The trustee has been selling off Madoff’s business assets — including works of art in his midtown Manhattan office — to cover thousands of claims brought by victims of the former Nasdaq chairman’s multibillion-dollar Ponzi scheme.
The market-making division managed by Madoff’s brother and two sons was separate from the secretive investment advisory business central to the scam. At a forum last month for victims, Picard said investigators had concluded the trading operation was legitimate and should be sold to the highest bidder.
Under the terms of the deal, Castor Pollux would take over office equipment and data of the business but not the employees, who were fired on Friday. The firm would pay $500,000 at closing and then payments of up to $15 million in revenues from trades through 2012.

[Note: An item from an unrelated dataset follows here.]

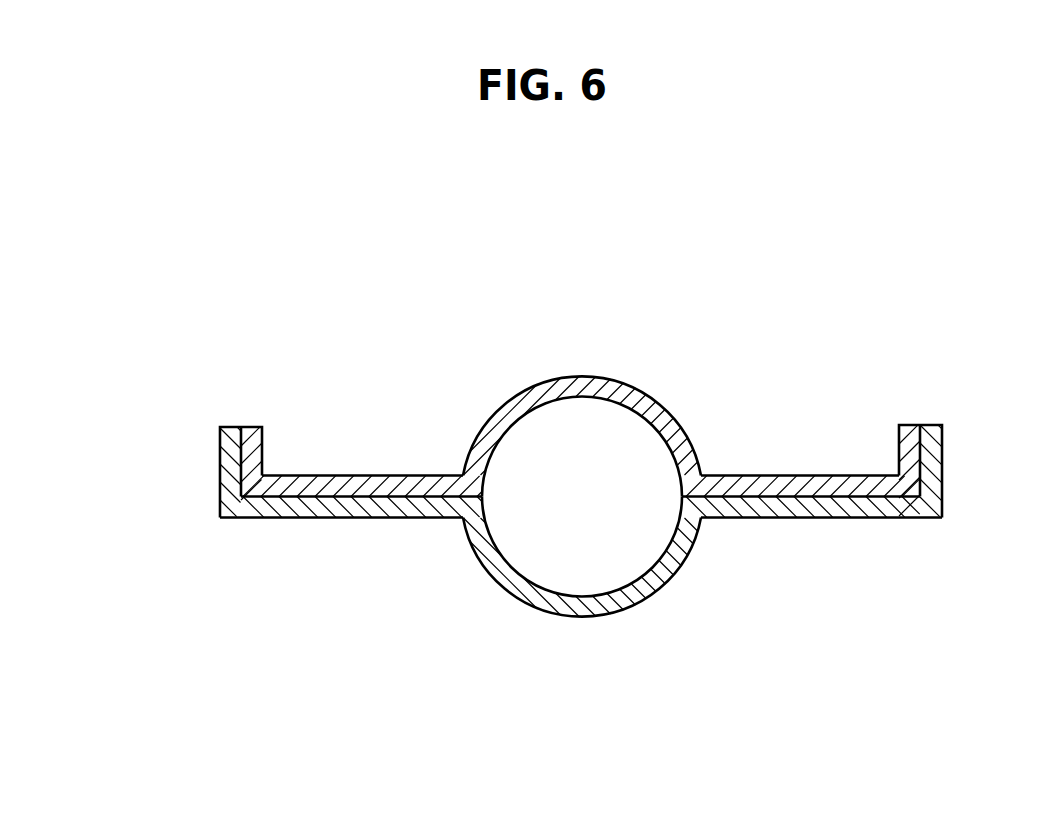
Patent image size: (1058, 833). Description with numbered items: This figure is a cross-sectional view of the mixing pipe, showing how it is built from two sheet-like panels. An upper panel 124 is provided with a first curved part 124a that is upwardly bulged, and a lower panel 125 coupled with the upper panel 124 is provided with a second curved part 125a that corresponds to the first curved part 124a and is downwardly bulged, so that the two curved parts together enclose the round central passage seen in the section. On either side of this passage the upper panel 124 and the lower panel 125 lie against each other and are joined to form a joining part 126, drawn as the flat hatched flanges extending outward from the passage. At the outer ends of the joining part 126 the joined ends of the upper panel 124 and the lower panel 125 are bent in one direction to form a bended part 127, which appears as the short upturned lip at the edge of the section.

“The structure of this transaction enables the Madoff victims to participate in future value derived from the assets acquired by Castor Pollux,” Picard said.
While pleading guilty earlier this month to 11 charges including fraud, perjury and money laundering, Madoff described the investment advisory business as “the vehicle of my wrongdoing.”
He insisted “the other businesses my firm engaged in, proprietary trading and market making, were legitimate, profitable and successful in all respects.”
In November, Madoff notified 4,800 investors that their money had grown in value to nearly $65 billion, a sum investigators say was fictitious. Authorities have said the amount clients likely trusted to Madoff was probably closer to $17 billion — money he admitted he never invested.